Возможно, так оно в действительности и было, и дело тут вовсе не в немцах, русских или археологах, а просто в вымысле человека с изуродованной судьбой. Человека, который, не желая говорить о том, что ему пришлось пережить, предпочел рассказать сказку – нечто обнадеживающее, историю, способную показаться его детям увлекательной. Может, и правда, может, единственный рассказ дедушки о прошлом действительно был выдумкой?
Как все было на самом деле, я не знаю и уже, наверное, никогда не узнаю. Но сейчас это не имеет никакого значения. Самое главное, что мы совершили эту поездку и добрались сюда. Пусть мы с отцом препираемся и подкалываем друг друга, и весьма сомнительно, что мы когда-нибудь поймем те принципы, по которым каждый из нас предпочитает жить, это в конечном счете не так уж важно. Потому что мы помогаем друг другу и любим друг друга, а большего, вероятно, нельзя и требовать от другого человека.
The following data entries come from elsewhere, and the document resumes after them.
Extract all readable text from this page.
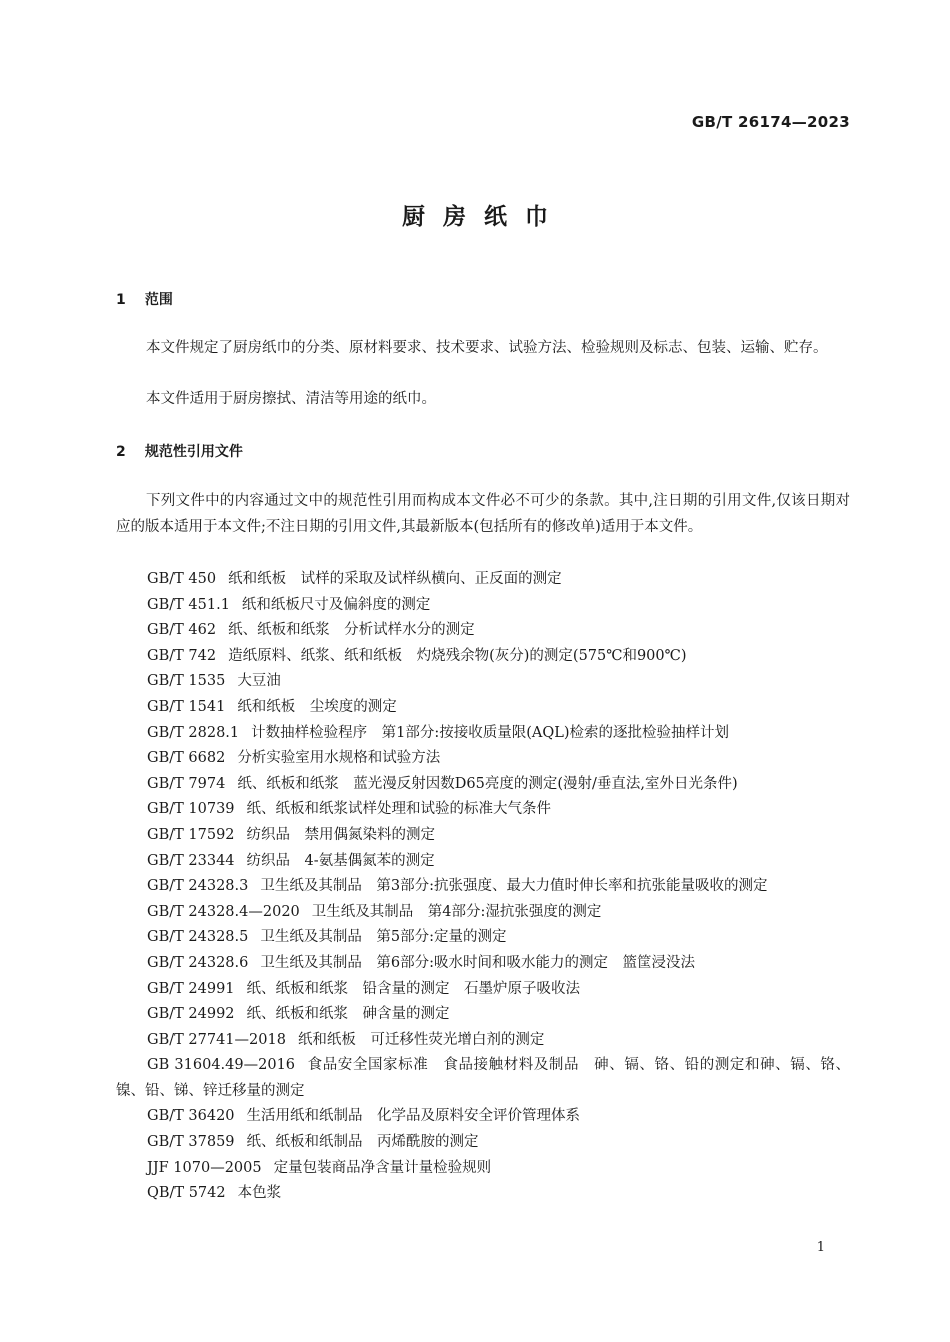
GB/T 26174—2023
厨房纸巾
1 范围
本文件规定了厨房纸巾的分类、原材料要求、技术要求、试验方法、检验规则及标志、包装、运输、贮存。
本文件适用于厨房擦拭、清洁等用途的纸巾。
2 规范性引用文件
下列文件中的内容通过文中的规范性引用而构成本文件必不可少的条款。其中,注日期的引用文件,仅该日期对应的版本适用于本文件;不注日期的引用文件,其最新版本(包括所有的修改单)适用于本文件。
GB/T 450 纸和纸板　试样的采取及试样纵横向、正反面的测定
GB/T 451.1 纸和纸板尺寸及偏斜度的测定
GB/T 462 纸、纸板和纸浆　分析试样水分的测定
GB/T 742 造纸原料、纸浆、纸和纸板　灼烧残余物(灰分)的测定(575℃和900℃)
GB/T 1535 大豆油
GB/T 1541 纸和纸板　尘埃度的测定
GB/T 2828.1 计数抽样检验程序　第1部分:按接收质量限(AQL)检索的逐批检验抽样计划
GB/T 6682 分析实验室用水规格和试验方法
GB/T 7974 纸、纸板和纸浆　蓝光漫反射因数D65亮度的测定(漫射/垂直法,室外日光条件)
GB/T 10739 纸、纸板和纸浆试样处理和试验的标准大气条件
GB/T 17592 纺织品　禁用偶氮染料的测定
GB/T 23344 纺织品　4-氨基偶氮苯的测定
GB/T 24328.3 卫生纸及其制品　第3部分:抗张强度、最大力值时伸长率和抗张能量吸收的测定
GB/T 24328.4—2020 卫生纸及其制品　第4部分:湿抗张强度的测定
GB/T 24328.5 卫生纸及其制品　第5部分:定量的测定
GB/T 24328.6 卫生纸及其制品　第6部分:吸水时间和吸水能力的测定　篮筐浸没法
GB/T 24991 纸、纸板和纸浆　铅含量的测定　石墨炉原子吸收法
GB/T 24992 纸、纸板和纸浆　砷含量的测定
GB/T 27741—2018 纸和纸板　可迁移性荧光增白剂的测定
GB 31604.49—2016 食品安全国家标准　食品接触材料及制品　砷、镉、铬、铅的测定和砷、镉、铬、镍、铅、锑、锌迁移量的测定
GB/T 36420 生活用纸和纸制品　化学品及原料安全评价管理体系
GB/T 37859 纸、纸板和纸制品　丙烯酰胺的测定
JJF 1070—2005 定量包装商品净含量计量检验规则
QB/T 5742 本色浆
1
Если не забывать время от времени делать глубокий вдох.
* * *
Мы продолжаем сидеть на скамейке, выжидая, пока отец напишет маме сообщение, чтобы известить ее о том, что мы едем домой. Затем встаем, прощаемся с землей предков и возвращаемся к машине. Отец усаживается на водительское место и сразу начинает возиться с навигатором.